I am changing my TensorFlow code from the old queue interface to the new Dataset API . In my old codec, I tracked the era score, while increasing tf.Variable every time a new input tensor gets access and is processed in the queue. I would like this epoch counter with the new Dataset API, but I am having problems with its operation.
Since I create a variable number of data elements at the pre-processing stage, this is not just a question of increasing the counter (Python) in the training cycle - I need to calculate the epoch counter with respect to entering queues or a data set.

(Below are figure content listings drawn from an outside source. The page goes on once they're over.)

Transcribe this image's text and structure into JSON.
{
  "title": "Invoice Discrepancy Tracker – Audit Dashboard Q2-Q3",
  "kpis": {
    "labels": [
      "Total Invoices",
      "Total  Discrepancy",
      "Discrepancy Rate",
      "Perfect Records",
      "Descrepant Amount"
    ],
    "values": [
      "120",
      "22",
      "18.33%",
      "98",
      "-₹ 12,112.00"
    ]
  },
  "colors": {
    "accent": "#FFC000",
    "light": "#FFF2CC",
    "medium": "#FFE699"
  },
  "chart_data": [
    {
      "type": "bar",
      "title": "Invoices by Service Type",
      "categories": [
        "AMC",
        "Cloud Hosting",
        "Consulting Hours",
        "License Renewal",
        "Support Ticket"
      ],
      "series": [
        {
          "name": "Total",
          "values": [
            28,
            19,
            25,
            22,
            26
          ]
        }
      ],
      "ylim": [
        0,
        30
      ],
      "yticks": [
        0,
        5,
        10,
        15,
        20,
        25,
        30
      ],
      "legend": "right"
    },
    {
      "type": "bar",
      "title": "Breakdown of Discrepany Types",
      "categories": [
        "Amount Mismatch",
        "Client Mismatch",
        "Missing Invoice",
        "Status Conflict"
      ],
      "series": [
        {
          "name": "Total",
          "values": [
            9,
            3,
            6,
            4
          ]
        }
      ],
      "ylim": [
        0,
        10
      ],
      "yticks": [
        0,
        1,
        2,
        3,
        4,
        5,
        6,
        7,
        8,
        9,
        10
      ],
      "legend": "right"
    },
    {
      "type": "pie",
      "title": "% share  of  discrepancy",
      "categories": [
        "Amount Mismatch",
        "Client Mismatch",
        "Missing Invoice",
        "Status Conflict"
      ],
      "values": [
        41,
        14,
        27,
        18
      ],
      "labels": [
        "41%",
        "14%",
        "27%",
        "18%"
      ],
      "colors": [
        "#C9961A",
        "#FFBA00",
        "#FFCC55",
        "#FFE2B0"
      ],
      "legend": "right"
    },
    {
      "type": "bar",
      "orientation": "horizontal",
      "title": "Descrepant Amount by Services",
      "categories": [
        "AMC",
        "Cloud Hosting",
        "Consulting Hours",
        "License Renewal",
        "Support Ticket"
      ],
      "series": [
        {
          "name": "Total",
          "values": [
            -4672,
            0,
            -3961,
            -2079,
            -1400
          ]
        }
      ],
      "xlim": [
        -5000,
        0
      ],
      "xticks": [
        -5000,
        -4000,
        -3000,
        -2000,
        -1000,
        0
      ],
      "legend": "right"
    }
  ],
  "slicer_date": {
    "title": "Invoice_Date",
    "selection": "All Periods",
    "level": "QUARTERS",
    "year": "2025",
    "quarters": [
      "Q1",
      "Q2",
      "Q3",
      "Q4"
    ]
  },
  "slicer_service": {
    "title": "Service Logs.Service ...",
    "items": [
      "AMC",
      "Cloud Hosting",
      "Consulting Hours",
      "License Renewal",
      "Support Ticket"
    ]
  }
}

I emulated what I had before with the old queue system, and here is what I got for the Dataset API (simplified example):
with tf.Graph().as_default(): data = tf.ones(shape=(10, 512), dtype=tf.float32, name="data") input_tensors = (data,) epoch_counter = tf.Variable(initial_value=0.0, dtype=tf.float32, trainable=False) def pre_processing_func(data_): data_size = tf.constant(0.1, dtype=tf.float32) epoch_counter_op = tf.assign_add(epoch_counter, data_size) with tf.control_dependencies([epoch_counter_op]):
However, this does not work. It crashes with a cryptic error message:
TypeError: In op 'AssignAdd', input types ([tf.float32, tf.float32]) are not compatible with expected types ([tf.float32_ref, tf.float32])
A closer check reveals that the epoch_counter variable epoch_counter not be available in pre_processing_func at all. Can he live on a different schedule?
Any idea how to fix the above example? Or how to get an era counter (with decimal points, for example 0.4 or 2.9), using some other means?